Conservatives will create 25,000 new training places and jobs in West Yorkshire
On the day that official statistics reveal that UK has been in recession for six months longer than France, Germany and Japan, the Conservatives are setting out plans to get Britain working by creating 25,000 new training places or jobs in West Yorkshire, opening up new opportunities for people across the region.
We will create:
10,000 new apprenticeships in West Yorkshire
5,000 extra training places in West Yorkshire
4,000 new work pairings in West Yorkshire
2,000 new jobs in start-up businesses in West Yorkshire by abolishing the national insurance they pay on new employees.
1,500 new young apprenticeships in West Yorkshire
1,500 new opportunities for self-employment in West Yorkshire
450 new university places in West Yorkshire
These new jobs and training places will be funded by refocusing the Government’s employment and training programmes, including Train to Gain and the various New Deals, and reducing the benefits of Incapacity Benefit claimants found to be fit to work.
Our Approach
A Conservative government will launch a national Work Programme which:
Simplifies Labour’s numerous and piecemeal programmes into one single back-to-work programme for everyone who is unemployed.
- Includes the 2.6 million people claiming Incapacity Benefits currently excluded by Labour’s plans.
- Pays welfare-to-work providers according to whether they get jobseekers into sustainable employment of a year or more.
Recession Support. To provide extra opportunities to those looking for work, we have also announced:
Youth Action for Work – 100,000 additional apprenticeships and training places, 50,000 additional training places at FE colleges, and 50,000 work pairing places each year for two years.
- Work for Yourself – offering business mentors and loans to support self-employment and franchising as a route back into work.
- Work Together – a programme to connect people to volunteering opportunities in their area.
- Work Clubs – places where people can receive mentoring, skills training and help to find local job opportunities.
- 10,000 additional university places next year.
- New technical schools in England’s largest cities, as part of our plans for radical school reform.
Abolishing tax on new jobs.

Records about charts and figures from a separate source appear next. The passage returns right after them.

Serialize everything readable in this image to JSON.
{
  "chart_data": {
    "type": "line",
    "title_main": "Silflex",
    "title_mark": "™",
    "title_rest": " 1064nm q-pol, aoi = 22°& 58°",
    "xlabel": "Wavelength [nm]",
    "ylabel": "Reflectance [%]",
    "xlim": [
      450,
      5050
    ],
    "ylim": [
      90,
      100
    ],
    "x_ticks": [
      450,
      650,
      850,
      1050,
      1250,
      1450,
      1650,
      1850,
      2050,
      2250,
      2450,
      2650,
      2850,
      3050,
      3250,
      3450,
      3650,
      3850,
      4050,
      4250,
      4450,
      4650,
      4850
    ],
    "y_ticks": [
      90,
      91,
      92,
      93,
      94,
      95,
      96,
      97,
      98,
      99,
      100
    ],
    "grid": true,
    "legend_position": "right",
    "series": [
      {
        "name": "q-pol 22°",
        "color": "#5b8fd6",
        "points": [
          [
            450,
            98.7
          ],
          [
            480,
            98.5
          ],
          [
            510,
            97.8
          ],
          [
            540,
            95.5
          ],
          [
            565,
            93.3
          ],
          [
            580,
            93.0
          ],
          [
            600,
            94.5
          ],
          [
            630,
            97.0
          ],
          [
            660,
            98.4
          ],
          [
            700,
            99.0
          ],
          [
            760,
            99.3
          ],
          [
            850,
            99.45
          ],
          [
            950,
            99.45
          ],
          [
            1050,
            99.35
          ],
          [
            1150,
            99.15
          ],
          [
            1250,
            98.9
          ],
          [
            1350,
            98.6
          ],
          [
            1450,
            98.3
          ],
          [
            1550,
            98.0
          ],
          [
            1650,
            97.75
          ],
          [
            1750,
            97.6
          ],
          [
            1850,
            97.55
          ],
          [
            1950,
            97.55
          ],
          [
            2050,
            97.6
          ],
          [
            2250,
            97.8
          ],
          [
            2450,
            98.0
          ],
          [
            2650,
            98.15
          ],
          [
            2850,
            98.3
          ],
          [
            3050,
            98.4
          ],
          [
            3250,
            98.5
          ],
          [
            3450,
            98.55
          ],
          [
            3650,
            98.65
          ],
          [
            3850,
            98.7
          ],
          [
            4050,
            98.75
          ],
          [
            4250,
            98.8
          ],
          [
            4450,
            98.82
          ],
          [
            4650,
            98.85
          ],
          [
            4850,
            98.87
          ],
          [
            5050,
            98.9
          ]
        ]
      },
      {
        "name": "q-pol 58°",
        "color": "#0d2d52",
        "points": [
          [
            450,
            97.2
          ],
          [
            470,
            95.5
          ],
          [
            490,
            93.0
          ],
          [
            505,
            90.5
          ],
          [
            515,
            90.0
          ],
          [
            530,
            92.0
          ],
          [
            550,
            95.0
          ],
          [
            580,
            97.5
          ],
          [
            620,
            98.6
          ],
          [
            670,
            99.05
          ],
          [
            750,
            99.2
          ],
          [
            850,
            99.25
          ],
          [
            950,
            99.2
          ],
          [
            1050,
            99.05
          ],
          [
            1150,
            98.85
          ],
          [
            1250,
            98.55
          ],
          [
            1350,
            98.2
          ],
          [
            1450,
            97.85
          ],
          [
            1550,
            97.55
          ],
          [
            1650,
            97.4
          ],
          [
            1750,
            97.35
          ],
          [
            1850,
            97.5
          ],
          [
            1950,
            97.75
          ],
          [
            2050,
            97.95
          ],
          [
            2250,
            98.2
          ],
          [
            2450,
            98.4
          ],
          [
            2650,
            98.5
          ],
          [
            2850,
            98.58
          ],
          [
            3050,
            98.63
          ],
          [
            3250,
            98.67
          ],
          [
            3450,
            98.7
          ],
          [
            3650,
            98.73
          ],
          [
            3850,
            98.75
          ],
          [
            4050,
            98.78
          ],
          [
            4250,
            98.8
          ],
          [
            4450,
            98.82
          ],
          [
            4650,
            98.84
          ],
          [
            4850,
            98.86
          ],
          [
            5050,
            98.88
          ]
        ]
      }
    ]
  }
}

As part of our plan to Get Britain Working, we will abolish tax on the jobs created by new businesses in the first two years of a Conservative Government. Any new business started in the first two years of a Conservative Government will pay no Employer National Insurance on the first ten employees it hires during its first year.
The tax break will encourage new entrepreneurs and is predicted to generate around 60,000 additional jobs over two years. Clear and simple rules will ensure that the jobs created are genuinely new.
West Yorkshire’s Jobs Crisis under Labour
- Unemployment doubled. There are 68,275 people claiming Jobseeker’s Allowance in West Yorkshire, this has risen by 92 per cent since the start of the recession.
- Unemployment higher than 1997. The number of people claiming Jobseeker’s Allowance is almost 10,000 higher than in 1997 when Labour came to power, up by 16 per cent.
- Youth Unemployment. There are 21,110 young people aged 18-24 claiming JSA in West Yorkshire, up by 87 per cent since the start of the recession. Youth unemployment is 35 per cent higher than in 1997.
- Long-term Unemployment. One in ten people claiming JSA have been on benefits for over a year.
- 7 people chasing every job. There are 7 people on JSA in for every vacancy advertised at Jobcentre Plus in West Yorkshire compared to 2 people per vacancy at the start of the recession.
- Almost 200,000 have no qualifications. 190,600 people in West Yorkshire have no qualifications.
- 100,000 on Incapacity Benefits. There are 99,700 people claiming Incapacity Benefits or the new Employment and Support Allowance in West Yorkshire.
- Economic Inactivity. 305,200 people in West Yorkshire are economically inactive, 83,600 would like to work but don’t appear in the unemployment figures.